To ensure that people get the message loud and clear, the National Parks Board
(NParks) is conducting regular raids, apart from monitoring closed-circuit
television cameras which were installed along Upper Thomson Road last year.

The "strong stand" is necessary because feeding monkeys creates several
problems. They become bold and aggressive, snatching food from people,
and even attacking them. Often, people who live on the fringe of nature
reserves bear the brunt of this behaviour.

The monkeys also become reliant on humans, a habit which can be fatal.
Between 2001 and 2005, more than 100 wild monkeys were run over
on the roads while waiting for humans who would feed them.

Feeding leads to a baby boom, too, with the population surging as they
spend less time foraging for food in the forests and more time engaging
in breeding activities.

The following week, I based my Sunday strip on the report above.
Soon, NParks contacted me to inquire if they could use the cartoon
in their parks and I said okay.

This is how the poster turned out:

When NParks asked what token they should give me for my service,
I excitedly asked for a horde of monkeys as payment.

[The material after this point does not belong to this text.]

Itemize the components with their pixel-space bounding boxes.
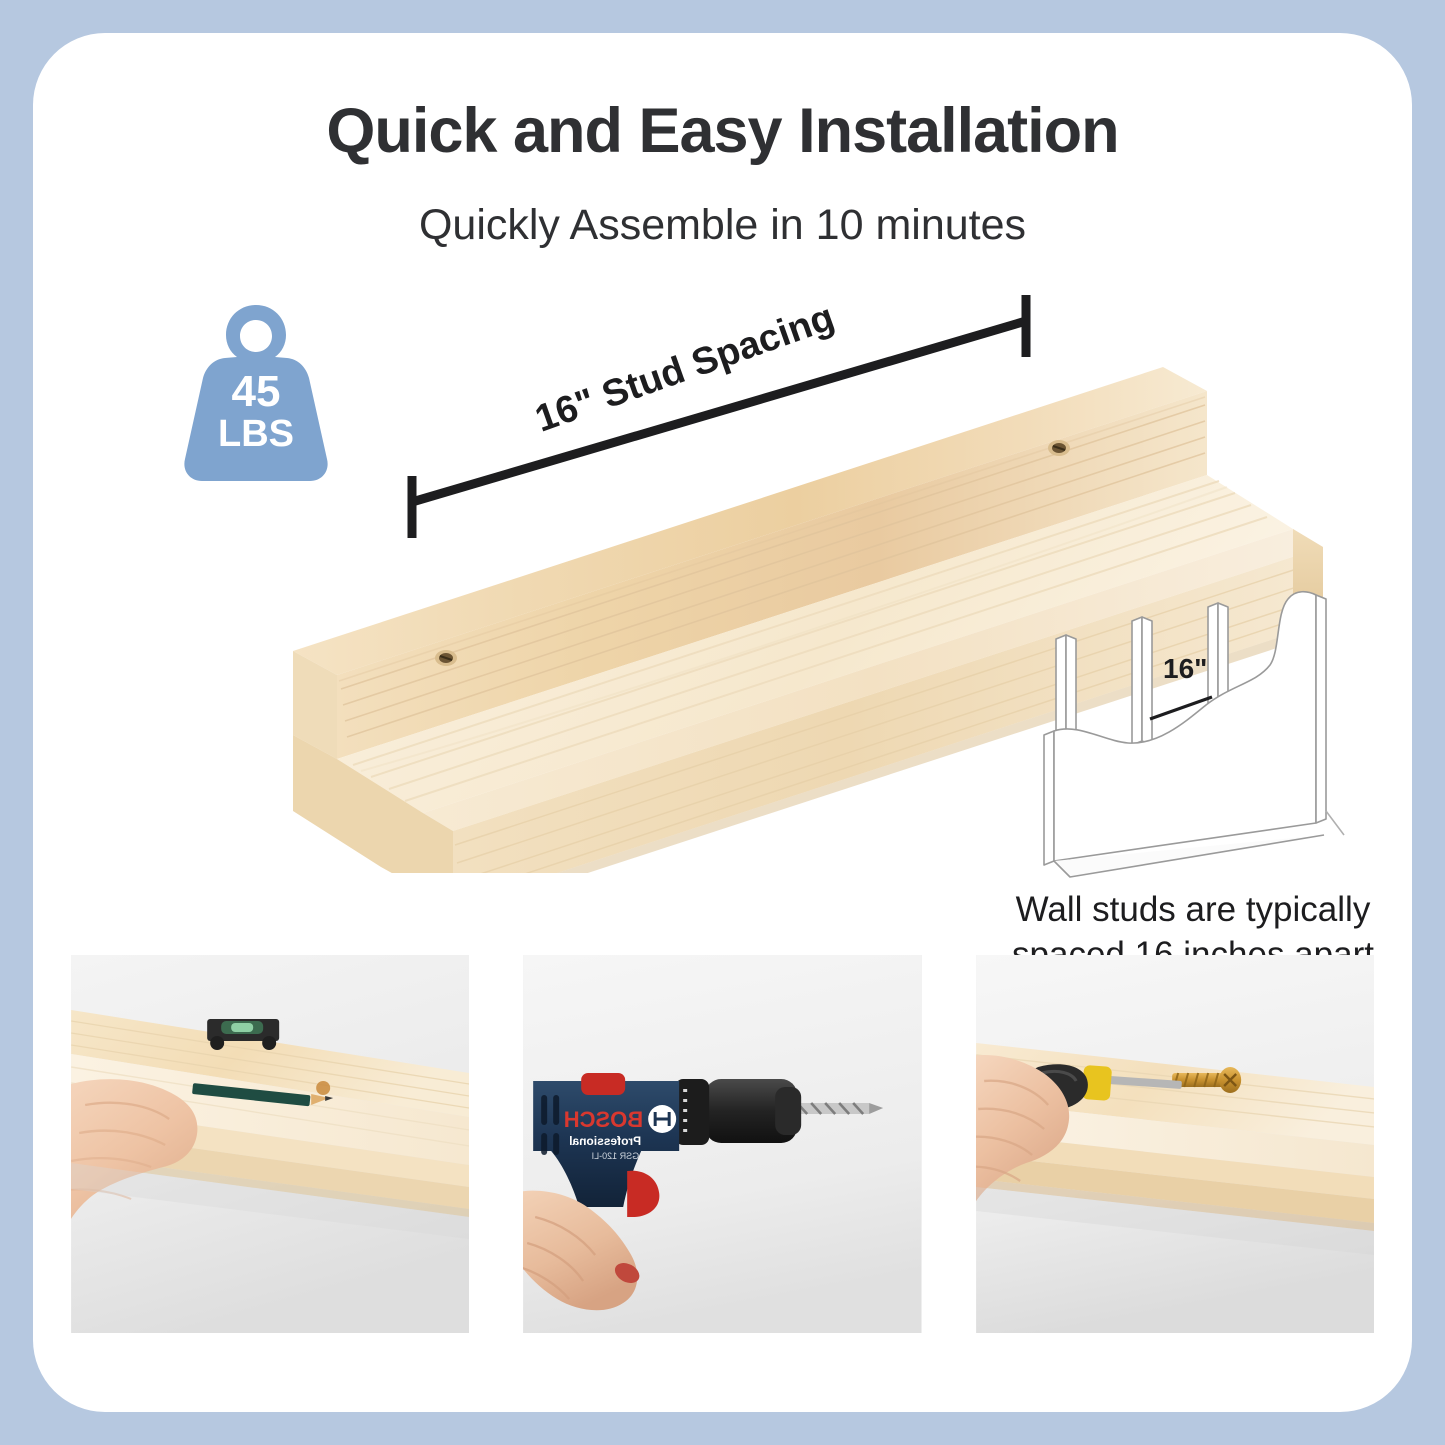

Imagine! I can attach faux wings on them, put on my impersonation
of that delirious Wicked Witch of the West (from The Wizard of Oz),
and scream like a banshee,"Now, fly! Fly! Bring me that girl
her slippers! Fly! Fly! Fly!"

But, alas, it wasn't meant to be. Monkeys cannot be used as currency.
In the end, I asked for a donation and received a cheque of S$150,
which I have forwarded to my cause.

So, thank you, NParks, for helping Thien Nhan.